Nella Giornata mondiale contro gli abusi sul mondo femminile, Daniela Vidoni, 49 anni, era distesa nella camera da letto del suo appartamento del quartiere di San Liberale, a Treviso, col viso coperto da ecchimosi. Quando i poliziotti l’hanno trovata, dopo che i vigili del fuoco avevano sfondato la porta d’ingresso, la donna era ancora vestita, con le scarpe allacciate. Quei segni sul collo, nere tracce di uno strangolamento arrivato dopo un pestaggio vero e proprio, hanno fatto subito capire che per la donna non c’erano più speranze.

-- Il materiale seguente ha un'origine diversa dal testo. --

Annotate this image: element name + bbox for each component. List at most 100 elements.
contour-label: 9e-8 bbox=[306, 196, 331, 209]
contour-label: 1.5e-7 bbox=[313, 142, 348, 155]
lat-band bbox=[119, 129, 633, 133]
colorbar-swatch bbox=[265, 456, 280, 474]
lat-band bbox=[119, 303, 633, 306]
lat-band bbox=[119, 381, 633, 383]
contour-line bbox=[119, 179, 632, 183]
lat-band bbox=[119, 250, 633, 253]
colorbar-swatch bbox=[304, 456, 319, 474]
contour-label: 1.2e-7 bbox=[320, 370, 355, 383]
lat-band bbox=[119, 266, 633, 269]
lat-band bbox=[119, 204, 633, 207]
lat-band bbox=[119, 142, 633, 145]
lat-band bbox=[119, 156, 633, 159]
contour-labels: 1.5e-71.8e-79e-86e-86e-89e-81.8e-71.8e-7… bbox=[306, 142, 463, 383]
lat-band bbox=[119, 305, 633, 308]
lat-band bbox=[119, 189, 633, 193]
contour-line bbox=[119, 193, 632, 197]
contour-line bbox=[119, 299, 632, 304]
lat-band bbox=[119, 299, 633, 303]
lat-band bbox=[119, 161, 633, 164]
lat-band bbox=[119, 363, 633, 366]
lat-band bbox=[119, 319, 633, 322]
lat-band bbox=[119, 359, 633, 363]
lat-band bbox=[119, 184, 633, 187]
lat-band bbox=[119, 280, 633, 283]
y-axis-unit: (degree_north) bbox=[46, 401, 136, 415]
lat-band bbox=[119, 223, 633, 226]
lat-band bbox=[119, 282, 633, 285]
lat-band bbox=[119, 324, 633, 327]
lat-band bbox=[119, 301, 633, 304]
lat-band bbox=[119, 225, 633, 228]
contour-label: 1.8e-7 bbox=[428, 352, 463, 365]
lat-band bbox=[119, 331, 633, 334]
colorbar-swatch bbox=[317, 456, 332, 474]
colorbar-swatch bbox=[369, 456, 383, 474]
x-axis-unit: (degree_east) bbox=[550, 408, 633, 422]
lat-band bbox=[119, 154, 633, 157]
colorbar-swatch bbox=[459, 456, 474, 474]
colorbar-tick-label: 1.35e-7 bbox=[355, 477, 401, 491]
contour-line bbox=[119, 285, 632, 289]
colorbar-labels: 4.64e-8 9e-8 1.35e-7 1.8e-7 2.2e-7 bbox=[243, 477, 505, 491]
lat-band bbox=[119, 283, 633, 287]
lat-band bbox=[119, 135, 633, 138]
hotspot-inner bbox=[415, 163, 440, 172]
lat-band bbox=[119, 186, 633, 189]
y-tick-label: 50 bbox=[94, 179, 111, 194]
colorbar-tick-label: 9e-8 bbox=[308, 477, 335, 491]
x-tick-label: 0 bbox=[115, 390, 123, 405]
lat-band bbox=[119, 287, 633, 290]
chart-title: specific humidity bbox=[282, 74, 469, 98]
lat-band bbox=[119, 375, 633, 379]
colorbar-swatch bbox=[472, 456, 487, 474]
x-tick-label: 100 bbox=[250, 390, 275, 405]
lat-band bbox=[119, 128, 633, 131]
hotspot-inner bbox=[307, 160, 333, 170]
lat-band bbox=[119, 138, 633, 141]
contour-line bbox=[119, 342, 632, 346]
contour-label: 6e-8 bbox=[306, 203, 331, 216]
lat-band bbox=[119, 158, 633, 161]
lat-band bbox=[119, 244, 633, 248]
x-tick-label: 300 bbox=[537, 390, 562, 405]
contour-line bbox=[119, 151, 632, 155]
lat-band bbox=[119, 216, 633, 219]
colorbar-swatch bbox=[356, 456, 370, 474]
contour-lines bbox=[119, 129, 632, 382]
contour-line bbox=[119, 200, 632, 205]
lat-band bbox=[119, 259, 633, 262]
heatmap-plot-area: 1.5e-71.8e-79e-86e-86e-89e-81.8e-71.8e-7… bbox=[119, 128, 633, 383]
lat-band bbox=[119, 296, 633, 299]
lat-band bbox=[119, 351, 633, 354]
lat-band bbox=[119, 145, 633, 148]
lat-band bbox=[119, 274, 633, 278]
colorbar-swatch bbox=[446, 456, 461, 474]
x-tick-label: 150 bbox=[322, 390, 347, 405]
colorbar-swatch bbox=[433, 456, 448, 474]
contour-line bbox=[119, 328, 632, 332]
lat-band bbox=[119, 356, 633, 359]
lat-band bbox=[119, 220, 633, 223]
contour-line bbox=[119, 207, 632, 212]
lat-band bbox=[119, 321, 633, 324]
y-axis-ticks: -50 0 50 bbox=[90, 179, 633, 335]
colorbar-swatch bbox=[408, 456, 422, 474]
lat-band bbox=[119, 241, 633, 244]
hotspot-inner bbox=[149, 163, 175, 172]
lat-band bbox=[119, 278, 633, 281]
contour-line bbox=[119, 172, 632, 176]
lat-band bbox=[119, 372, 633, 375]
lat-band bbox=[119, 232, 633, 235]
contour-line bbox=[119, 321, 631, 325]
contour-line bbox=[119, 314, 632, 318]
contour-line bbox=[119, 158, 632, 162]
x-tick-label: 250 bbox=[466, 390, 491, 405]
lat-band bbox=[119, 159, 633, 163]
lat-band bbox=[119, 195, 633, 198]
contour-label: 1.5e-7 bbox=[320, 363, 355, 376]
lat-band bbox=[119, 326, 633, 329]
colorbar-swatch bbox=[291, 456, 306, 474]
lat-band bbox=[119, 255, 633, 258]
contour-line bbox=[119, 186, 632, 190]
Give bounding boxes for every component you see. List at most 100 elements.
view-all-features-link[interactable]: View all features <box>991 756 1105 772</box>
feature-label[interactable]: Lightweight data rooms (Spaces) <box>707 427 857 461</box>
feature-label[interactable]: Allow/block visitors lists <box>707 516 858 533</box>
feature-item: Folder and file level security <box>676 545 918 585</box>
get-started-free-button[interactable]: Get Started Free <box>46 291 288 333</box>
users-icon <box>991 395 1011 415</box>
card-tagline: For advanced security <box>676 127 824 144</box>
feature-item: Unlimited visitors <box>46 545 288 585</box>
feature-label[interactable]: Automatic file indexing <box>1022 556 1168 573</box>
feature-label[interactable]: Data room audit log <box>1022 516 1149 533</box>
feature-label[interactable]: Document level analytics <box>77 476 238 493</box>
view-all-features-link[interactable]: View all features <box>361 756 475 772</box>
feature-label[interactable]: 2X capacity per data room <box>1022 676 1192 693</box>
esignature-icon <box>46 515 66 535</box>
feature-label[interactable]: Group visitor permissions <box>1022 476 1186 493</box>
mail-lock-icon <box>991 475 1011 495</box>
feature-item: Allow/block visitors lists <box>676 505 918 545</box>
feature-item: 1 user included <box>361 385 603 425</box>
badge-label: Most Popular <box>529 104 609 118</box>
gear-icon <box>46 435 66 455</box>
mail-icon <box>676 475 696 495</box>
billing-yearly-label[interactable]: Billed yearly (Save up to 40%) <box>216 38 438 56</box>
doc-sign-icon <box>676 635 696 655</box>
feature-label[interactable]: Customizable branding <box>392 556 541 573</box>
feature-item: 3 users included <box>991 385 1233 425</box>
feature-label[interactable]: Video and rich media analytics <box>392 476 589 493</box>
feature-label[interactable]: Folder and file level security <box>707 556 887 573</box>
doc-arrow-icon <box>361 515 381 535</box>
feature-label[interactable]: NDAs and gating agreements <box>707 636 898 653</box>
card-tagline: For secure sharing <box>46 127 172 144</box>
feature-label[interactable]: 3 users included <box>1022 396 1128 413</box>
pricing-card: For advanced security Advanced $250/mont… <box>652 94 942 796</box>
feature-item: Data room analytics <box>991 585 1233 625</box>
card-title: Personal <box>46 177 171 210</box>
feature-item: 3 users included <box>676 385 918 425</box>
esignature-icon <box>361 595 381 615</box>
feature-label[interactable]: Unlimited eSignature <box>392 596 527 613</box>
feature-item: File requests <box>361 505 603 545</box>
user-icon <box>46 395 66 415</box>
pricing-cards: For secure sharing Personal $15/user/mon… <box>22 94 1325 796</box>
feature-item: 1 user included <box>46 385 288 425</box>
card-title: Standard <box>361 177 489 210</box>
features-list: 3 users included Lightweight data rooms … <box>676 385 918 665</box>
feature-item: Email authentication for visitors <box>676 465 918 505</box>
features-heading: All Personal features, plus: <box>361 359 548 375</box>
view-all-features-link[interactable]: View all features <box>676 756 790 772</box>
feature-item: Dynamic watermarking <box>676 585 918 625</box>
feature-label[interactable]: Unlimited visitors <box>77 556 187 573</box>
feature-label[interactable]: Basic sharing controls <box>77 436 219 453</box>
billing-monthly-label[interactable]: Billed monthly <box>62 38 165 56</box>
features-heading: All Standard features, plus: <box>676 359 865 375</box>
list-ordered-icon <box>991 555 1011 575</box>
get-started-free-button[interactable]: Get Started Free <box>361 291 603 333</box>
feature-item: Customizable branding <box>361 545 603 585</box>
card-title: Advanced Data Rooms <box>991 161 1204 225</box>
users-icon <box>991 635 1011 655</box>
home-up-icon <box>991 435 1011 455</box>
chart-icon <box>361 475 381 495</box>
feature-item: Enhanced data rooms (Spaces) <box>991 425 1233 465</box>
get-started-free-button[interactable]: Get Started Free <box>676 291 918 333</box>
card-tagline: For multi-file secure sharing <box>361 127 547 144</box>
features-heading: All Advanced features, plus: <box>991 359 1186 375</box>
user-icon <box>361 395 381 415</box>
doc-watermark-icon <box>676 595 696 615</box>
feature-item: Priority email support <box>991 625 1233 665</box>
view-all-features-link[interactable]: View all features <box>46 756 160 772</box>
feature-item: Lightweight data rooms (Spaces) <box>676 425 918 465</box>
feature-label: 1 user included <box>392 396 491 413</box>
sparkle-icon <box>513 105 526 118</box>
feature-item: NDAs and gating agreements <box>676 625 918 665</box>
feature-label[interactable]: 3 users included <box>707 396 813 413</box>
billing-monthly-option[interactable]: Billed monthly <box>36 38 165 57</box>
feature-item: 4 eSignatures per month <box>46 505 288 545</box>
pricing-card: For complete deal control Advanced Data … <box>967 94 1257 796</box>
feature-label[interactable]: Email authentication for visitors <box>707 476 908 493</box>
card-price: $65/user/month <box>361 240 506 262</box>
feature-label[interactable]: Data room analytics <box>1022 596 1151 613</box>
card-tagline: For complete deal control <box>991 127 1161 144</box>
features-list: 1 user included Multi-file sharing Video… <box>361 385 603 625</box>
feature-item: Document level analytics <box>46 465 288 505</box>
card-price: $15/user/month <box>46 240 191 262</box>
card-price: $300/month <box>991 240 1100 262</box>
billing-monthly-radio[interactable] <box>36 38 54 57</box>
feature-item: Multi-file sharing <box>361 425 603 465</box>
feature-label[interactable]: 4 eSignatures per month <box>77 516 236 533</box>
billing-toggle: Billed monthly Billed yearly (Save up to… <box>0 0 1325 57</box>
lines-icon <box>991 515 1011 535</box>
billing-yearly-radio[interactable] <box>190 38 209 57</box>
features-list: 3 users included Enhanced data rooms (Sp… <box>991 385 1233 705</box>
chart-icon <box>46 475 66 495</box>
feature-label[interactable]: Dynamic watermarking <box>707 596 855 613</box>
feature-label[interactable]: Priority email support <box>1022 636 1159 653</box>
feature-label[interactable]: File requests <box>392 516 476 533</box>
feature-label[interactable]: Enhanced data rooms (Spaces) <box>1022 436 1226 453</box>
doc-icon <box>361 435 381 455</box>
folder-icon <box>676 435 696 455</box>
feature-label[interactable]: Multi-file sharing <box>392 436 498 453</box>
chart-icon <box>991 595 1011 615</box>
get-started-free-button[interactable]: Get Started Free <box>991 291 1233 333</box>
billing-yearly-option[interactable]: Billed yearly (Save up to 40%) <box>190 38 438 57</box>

L’hanno ammazzata, pochi dubbi, anche se il procuratore della Repubblica di Treviso, Antonio Fojadelli, rimanda ogni conclusione all’esito dell’autopsia, prevista per oggi. «Allo stato - spiega il prudente Fojadelli - ci sono aspetti non spiegabili ed il quadro è in continuo sviluppo». La vittima lavorava per la cooperativa trevigiana «Insieme si può», alla casa di riposo «San Vincenzo De Paoli. Ed è stata proprio la responsabile di questa cooperativa, Rina Biz, a indurre la polizia a entrare nell’appartamento di via Sicilia, dal momento che per tutta la giornata di giovedì Daniela non si era fatta sentire nonostante avesse un faticoso turno di lavoro che doveva iniziare alle 6,30. «Lei è sempre metodica, se non avesse potuto venire avrebbe sicuramente avvertito - ha spiegato la presidentessa della cooperativa -. Noi l’abbiamo chiamata diverse volte e alla fine, nel pomeriggio abbiamo chiesto l’intervento delle forze dell’ordine». Purtroppo i tragici sospetti sono stati confermati. E parte quindi dalle 17 circa di quel pomeriggio la caccia all’assassino di una donna molto benvoluta, stimata per il lavoro, insomma la classica persona di cui nessuno parla male. Primo particolare: la porta dell’appartamento è chiusa con una mandata e della chiave non c’è traccia. L’assassino, dunque, se l’è chiusa dietro le spalle, prima di allontanarsi con l’utilitaria, secondo indizio, della vittima, poi parcheggiato in un posto diverso dal solito. Il primo a essere sentito dalla polizia è stato l’ex compagno, un sessantenne che i vicini avrebbero visto suonare il campanello del condominio proprio giovedì pomeriggio, per poi andarsene preoccupato. Daniela Vidoni era vedova da 10 anni e pare che l’ultima relazione fosse finita da poco.